Spiny water flea invasion alters fish mercury bioaccumulation rates

Bythotrephes cederströemi are a predatory cladoceran zooplankter that have invaded numerous inland lakes in North America, many of which are stratified and support offshore fishes like Cisco ( Coregonus artedi ). While changes in zooplankton community composition following Bythotrephes invasion predict an increase in Cisco mercury concentrations (Hg), this phenomenon was not detected from a survey evaluating temporal changes in Cisco Hg across a broad range of lakes varying in the presence or absence of Bythotrephes . Here, we compare temporal changes in Cisco bioaccumulation slopes (i.e., slopes of relationships between Cisco Hg and trophic position) from lakes experiencing Bythotrephes invasion over the study period to those already invaded (as a reference) over similar time periods.
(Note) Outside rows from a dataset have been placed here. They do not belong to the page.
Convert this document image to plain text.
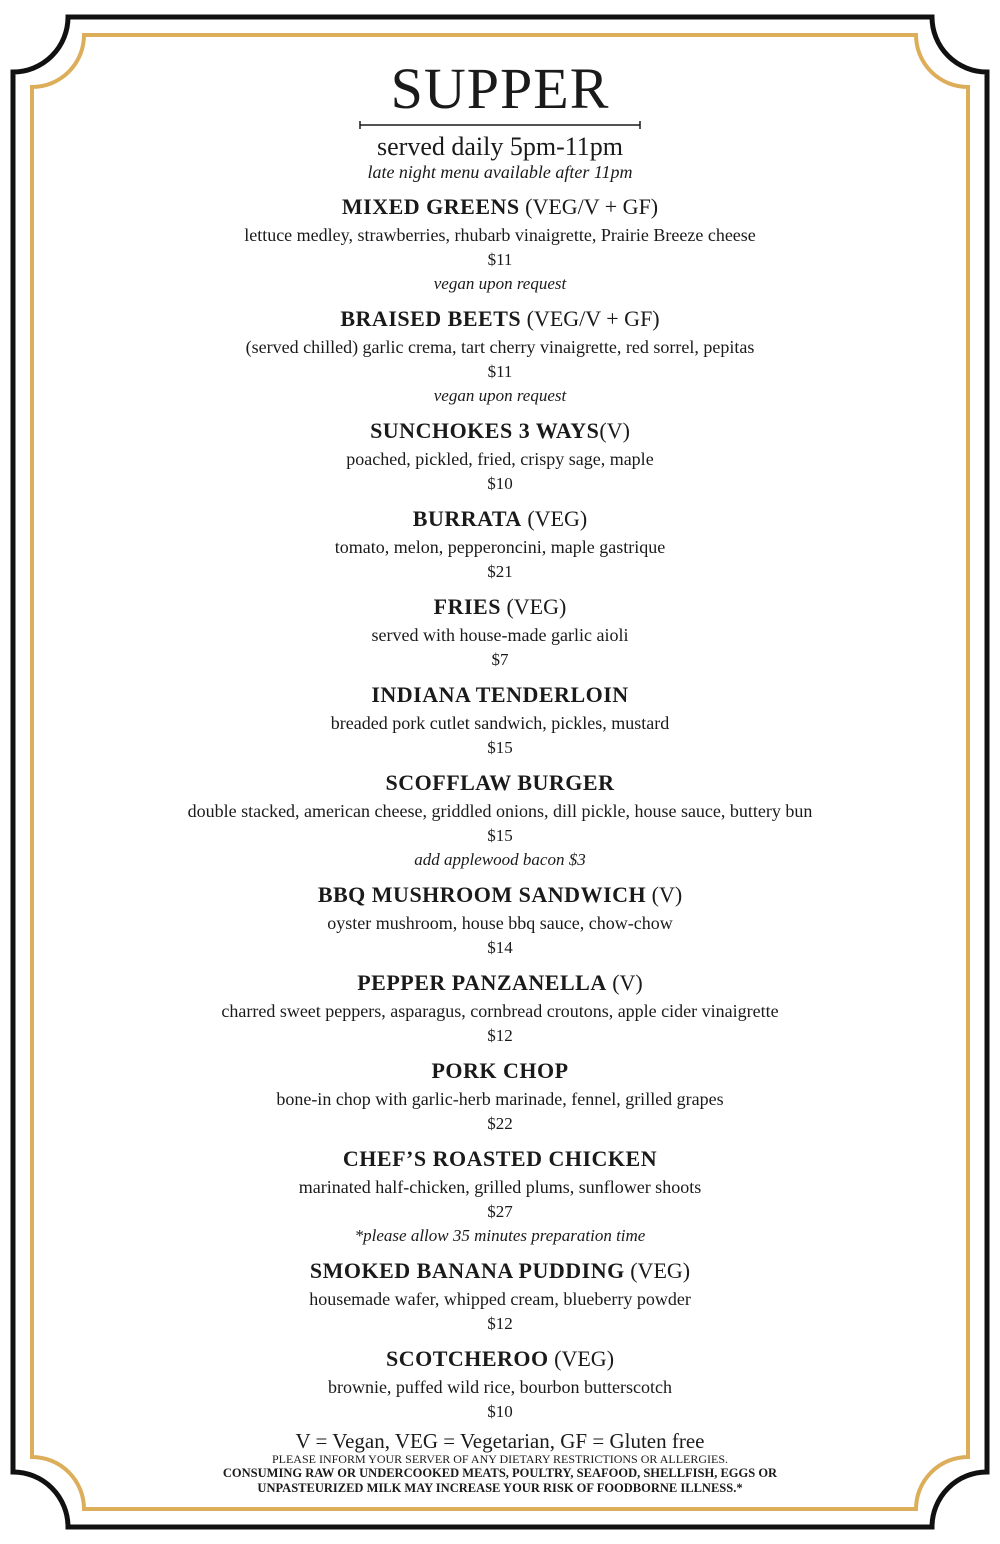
SUPPER
served daily 5pm-11pm
late night menu available after 11pm
MIXED GREENS (VEG/V + GF)
lettuce medley, strawberries, rhubarb vinaigrette, Prairie Breeze cheese
$11
vegan upon request
BRAISED BEETS (VEG/V + GF)
(served chilled) garlic crema, tart cherry vinaigrette, red sorrel, pepitas
$11
vegan upon request
SUNCHOKES 3 WAYS(V)
poached, pickled, fried, crispy sage, maple
$10
BURRATA (VEG)
tomato, melon, pepperoncini, maple gastrique
$21
FRIES (VEG)
served with house-made garlic aioli
$7
INDIANA TENDERLOIN
breaded pork cutlet sandwich, pickles, mustard
$15
SCOFFLAW BURGER
double stacked, american cheese, griddled onions, dill pickle, house sauce, buttery bun
$15
add applewood bacon $3
BBQ MUSHROOM SANDWICH (V)
oyster mushroom, house bbq sauce, chow-chow
$14
PEPPER PANZANELLA (V)
charred sweet peppers, asparagus, cornbread croutons, apple cider vinaigrette
$12
PORK CHOP
bone-in chop with garlic-herb marinade, fennel, grilled grapes
$22
CHEF’S ROASTED CHICKEN
marinated half-chicken, grilled plums, sunflower shoots
$27
*please allow 35 minutes preparation time
SMOKED BANANA PUDDING (VEG)
housemade wafer, whipped cream, blueberry powder
$12
SCOTCHEROO (VEG)
brownie, puffed wild rice, bourbon butterscotch
$10
V = Vegan, VEG = Vegetarian, GF = Gluten free
PLEASE INFORM YOUR SERVER OF ANY DIETARY RESTRICTIONS OR ALLERGIES.
CONSUMING RAW OR UNDERCOOKED MEATS, POULTRY, SEAFOOD, SHELLFISH, EGGS OR
UNPASTEURIZED MILK MAY INCREASE YOUR RISK OF FOODBORNE ILLNESS.*
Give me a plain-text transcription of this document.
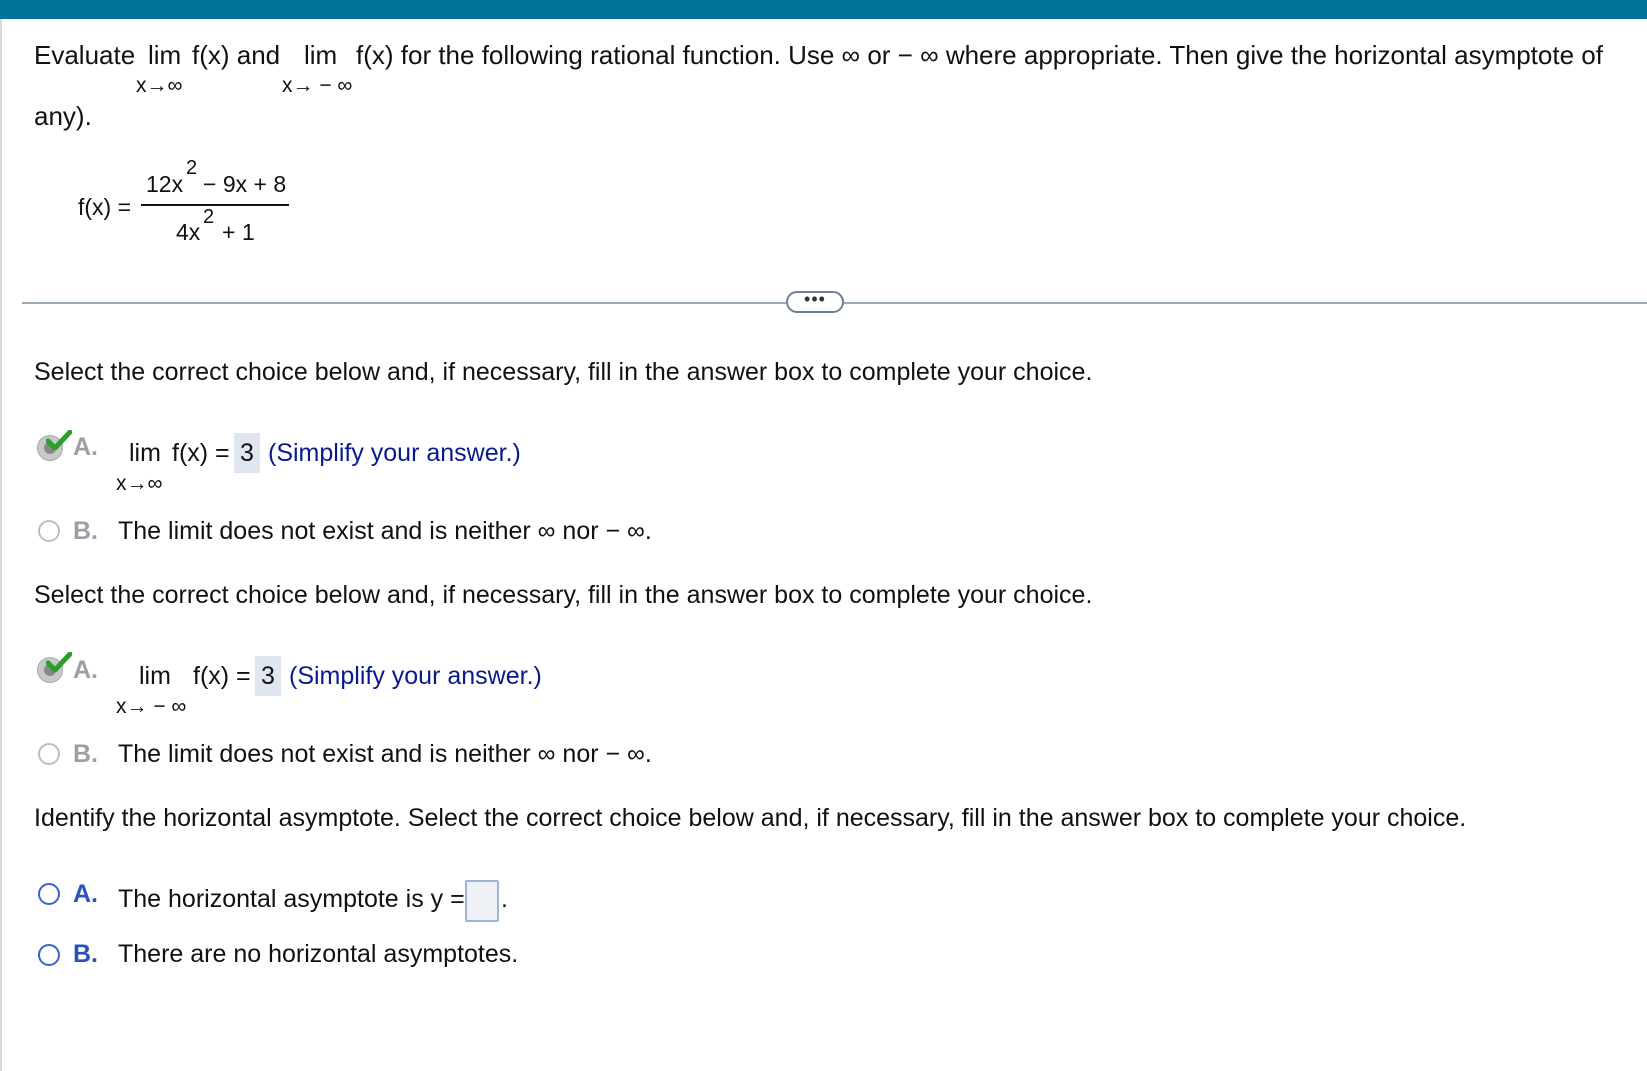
Evaluate lim f(x) and
x→∞
lim f(x) for the following rational function. Use ∞ or − ∞ where appropriate. Then give the horizontal asymptote of
x→ − ∞
any).
f(x) =
12x
2
− 9x + 8
4x
2
+ 1
•••
Select the correct choice below and, if necessary, fill in the answer box to complete your choice.
A. lim f(x) =
x→∞
3 (Simplify your answer.)
B. The limit does not exist and is neither ∞ nor − ∞.
Select the correct choice below and, if necessary, fill in the answer box to complete your choice.
A. lim f(x) =
x→ − ∞
3 (Simplify your answer.)
B. The limit does not exist and is neither ∞ nor − ∞.
Identify the horizontal asymptote. Select the correct choice below and, if necessary, fill in the answer box to complete your choice.
A. The horizontal asymptote is y = .
B. There are no horizontal asymptotes.
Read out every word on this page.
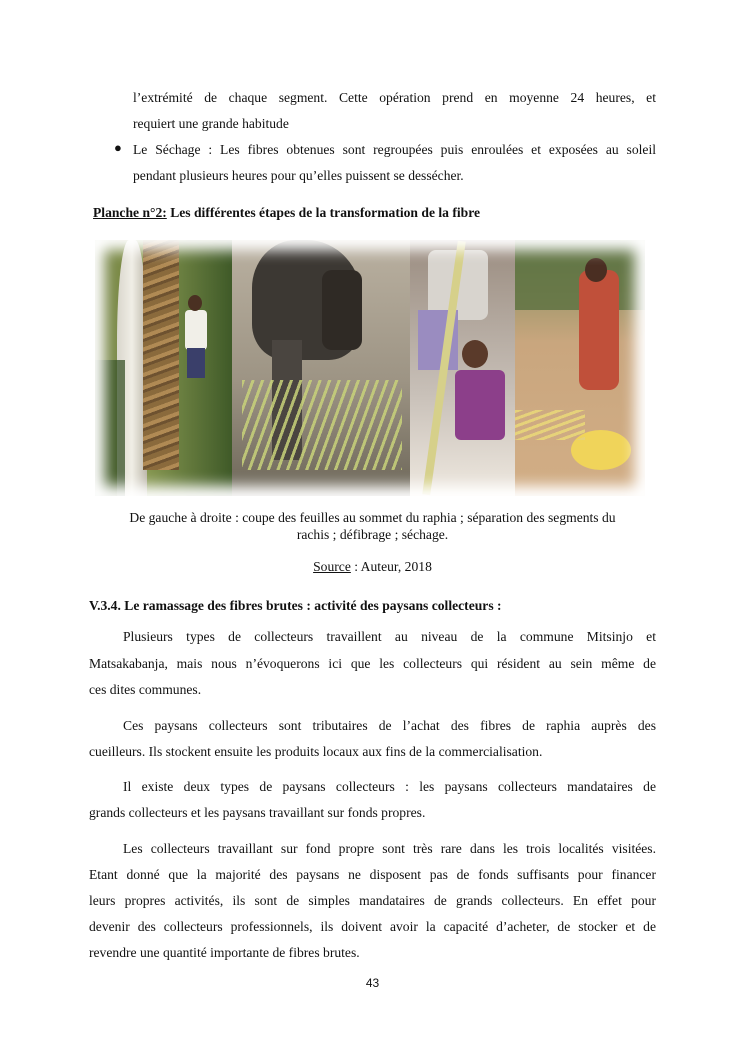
l’extrémité de chaque segment. Cette opération prend en moyenne 24 heures, et
requiert une grande habitude
● Le Séchage : Les fibres obtenues sont regroupées puis enroulées et exposées au soleil
pendant plusieurs heures pour qu’elles puissent se dessécher.
Planche n°2: Les différentes étapes de la transformation de la fibre
De gauche à droite : coupe des feuilles au sommet du raphia ; séparation des segments du
rachis ; défibrage ; séchage.
Source : Auteur, 2018
V.3.4. Le ramassage des fibres brutes : activité des paysans collecteurs :
Plusieurs types de collecteurs travaillent au niveau de la commune Mitsinjo et
Matsakabanja, mais nous n’évoquerons ici que les collecteurs qui résident au sein même de
ces dites communes.
Ces paysans collecteurs sont tributaires de l’achat des fibres de raphia auprès des
cueilleurs. Ils stockent ensuite les produits locaux aux fins de la commercialisation.
Il existe deux types de paysans collecteurs : les paysans collecteurs mandataires de
grands collecteurs et les paysans travaillant sur fonds propres.
Les collecteurs travaillant sur fond propre sont très rare dans les trois localités visitées.
Etant donné que la majorité des paysans ne disposent pas de fonds suffisants pour financer
leurs propres activités, ils sont de simples mandataires de grands collecteurs. En effet pour
devenir des collecteurs professionnels, ils doivent avoir la capacité d’acheter, de stocker et de
revendre une quantité importante de fibres brutes.
43
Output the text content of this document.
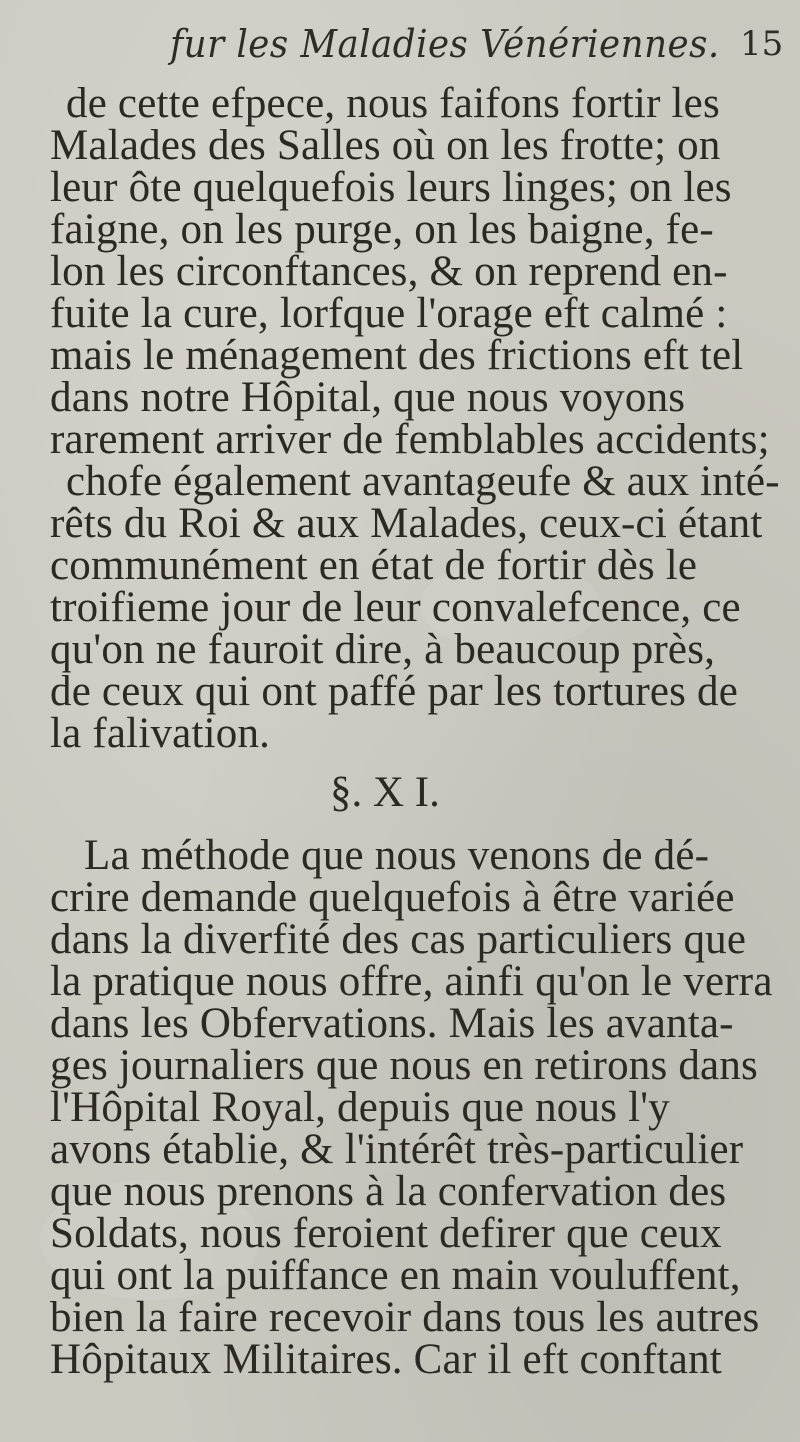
fur les Maladies Vénériennes. 15
de cette efpece, nous faifons fortir les
Malades des Salles où on les frotte; on
leur ôte quelquefois leurs linges; on les
faigne, on les purge, on les baigne, fe-
lon les circonftances, & on reprend en-
fuite la cure, lorfque l'orage eft calmé :
mais le ménagement des frictions eft tel
dans notre Hôpital, que nous voyons
rarement arriver de femblables accidents;
chofe également avantageufe & aux inté-
rêts du Roi & aux Malades, ceux-ci étant
communément en état de fortir dès le
troifieme jour de leur convalefcence, ce
qu'on ne fauroit dire, à beaucoup près,
de ceux qui ont paffé par les tortures de
la falivation.
§. X I.
La méthode que nous venons de dé-
crire demande quelquefois à être variée
dans la diverfité des cas particuliers que
la pratique nous offre, ainfi qu'on le verra
dans les Obfervations. Mais les avanta-
ges journaliers que nous en retirons dans
l'Hôpital Royal, depuis que nous l'y
avons établie, & l'intérêt très-particulier
que nous prenons à la confervation des
Soldats, nous feroient defirer que ceux
qui ont la puiffance en main vouluffent,
bien la faire recevoir dans tous les autres
Hôpitaux Militaires. Car il eft conftant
Our results show that bioaccumulation slopes after Bythotrephes invasion either changed direction entirely (from positive to negative relationships) or decreased in elevation relative to those prior to invasion. No such pattern was observed in previously invaded reference lakes. Reductions in Cisco bioaccumulation slopes and/or intercepts following Bythotrephes invasion suggest that conversion efficiency (and therefore growth) of Cisco increased after invasion (i.e., less Hg accumulates in fish at an equivalent trophic position after vs. before invasion). Back-calculated Cisco growth rates and size-at-age from a second complimentary study were greater in the presence of Bythotrephes than without, further supporting the hypothesis that changes in Hg bioaccumulation are likely due to increased conversion efficiency among invaded populations. These findings highlight the potential importance of foraging energetics over and above shifts in trophic position in modifying fish contaminant concentrations.